Convolute the provided image with PSF kernel as 2D arrays and return the convolved image with the same type as the original one.
Parameters
- image (numpy.ndarray): Sample image, not colour.
- scale2original (bool): Convolution resulting image will be rescaled to the max intensity of the provided image if True. The default is True.
Returns
- convolved_image (numpy.ndarray): Result of convolution (by using function scipy.ndimage.convolve).
Plot convolution of the PSF kernel and sample image (even centered disk with blurred edges).
Parameters
- radius (float, optional): Radius of the centered disk. The default is 4.0.
- max_intensity (int, optional): Maximum intensity of the even disk. The default is 255.
Returns
- None.
Crop redundant points from kernel.
By default, all rows and columns containing any single value that more than 1% of max kernel value, are not cropped.
Cropped kernel saved in class variable 'kernel'.
Parameters
- min_part_of_max (float, optional): Part of kernel max that is used for checking rows / columns for cropping. The default is 0.01.
Raises
- ValueError: If parameter 'min_part_of_max' is not > 0.0 and not < 0.5.
Returns
- None.
Save class attributes (PSF kernel, physical properties, etc.) in the JSON file for further reloading and avoiding long computation.
Parameters
- abs_path (str | Path, optional): Absolute path for the file. If None, the file will be saved in the folder "saved_psfs" in the root of the package. The default is None.

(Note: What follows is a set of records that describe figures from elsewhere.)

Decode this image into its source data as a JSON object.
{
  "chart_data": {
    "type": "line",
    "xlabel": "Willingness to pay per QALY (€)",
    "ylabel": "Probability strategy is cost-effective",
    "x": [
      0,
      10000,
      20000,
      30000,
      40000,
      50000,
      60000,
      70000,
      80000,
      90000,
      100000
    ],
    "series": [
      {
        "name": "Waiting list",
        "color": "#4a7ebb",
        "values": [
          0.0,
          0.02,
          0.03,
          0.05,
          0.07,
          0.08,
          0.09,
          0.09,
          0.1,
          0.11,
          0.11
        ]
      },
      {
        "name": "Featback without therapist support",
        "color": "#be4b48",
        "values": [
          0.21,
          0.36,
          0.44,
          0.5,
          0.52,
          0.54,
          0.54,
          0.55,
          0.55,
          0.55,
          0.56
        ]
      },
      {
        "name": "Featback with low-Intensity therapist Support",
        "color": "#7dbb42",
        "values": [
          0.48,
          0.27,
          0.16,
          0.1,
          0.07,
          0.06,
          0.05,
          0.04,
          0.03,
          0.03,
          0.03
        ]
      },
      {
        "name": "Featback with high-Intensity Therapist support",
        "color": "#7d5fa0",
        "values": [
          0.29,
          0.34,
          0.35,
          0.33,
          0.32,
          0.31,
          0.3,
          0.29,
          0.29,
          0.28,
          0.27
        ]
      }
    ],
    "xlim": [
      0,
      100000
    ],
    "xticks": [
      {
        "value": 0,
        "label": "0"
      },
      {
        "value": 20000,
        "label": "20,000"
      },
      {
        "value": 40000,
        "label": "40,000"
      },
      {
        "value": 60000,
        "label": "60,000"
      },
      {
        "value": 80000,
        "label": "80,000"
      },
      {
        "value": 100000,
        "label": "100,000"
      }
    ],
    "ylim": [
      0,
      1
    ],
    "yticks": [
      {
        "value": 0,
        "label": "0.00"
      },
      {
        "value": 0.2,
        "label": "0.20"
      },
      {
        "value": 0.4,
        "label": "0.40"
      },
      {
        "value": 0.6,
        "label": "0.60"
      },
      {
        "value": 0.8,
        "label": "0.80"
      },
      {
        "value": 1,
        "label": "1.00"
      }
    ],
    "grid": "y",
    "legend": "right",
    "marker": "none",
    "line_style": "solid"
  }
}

- overwrite (bool, optional): Flag for overwriting the existing file. The default is False.
Returns
- None.
Read the JSON file with the saved attributes and setting it for the class.
Parameters
- abs_path (str | Path, optional): Absolute path to the file. If None is provided, then the stored in the attribute path will be checked. The default is None.
Returns
- None.
Initialize 4 Processes() for performing integration.
See intmproc.py script (utils module) for implementation details. Tests showed that this way doesn't provide performance gain.
Returns
- None.
Parallel implementation of numerical integration.
Parameters
- r (float): Input radial polar coordinate.
- theta (float): Input angular polar coordinate.
Returns
- float: Each point for PSF kernel.
Parallelized implementation of PSF kernel calculation.
Note it's much less effective than common calculate_psf_kernel() method.
Parameters
- normalize_values (bool, optional): Flag to normalize values. The default is True.
Returns
- numpy.ndarray: PSF kernel.
Force compilation of computing functions for round and ellipse 'precise' shaped objects.
verbose_report : bool, optional Flag for printing out the elapsed for compilation time. The default is False.
Returns
- None or tuple with 2 used ZernPSF instances depending on 'numba_installed' flag.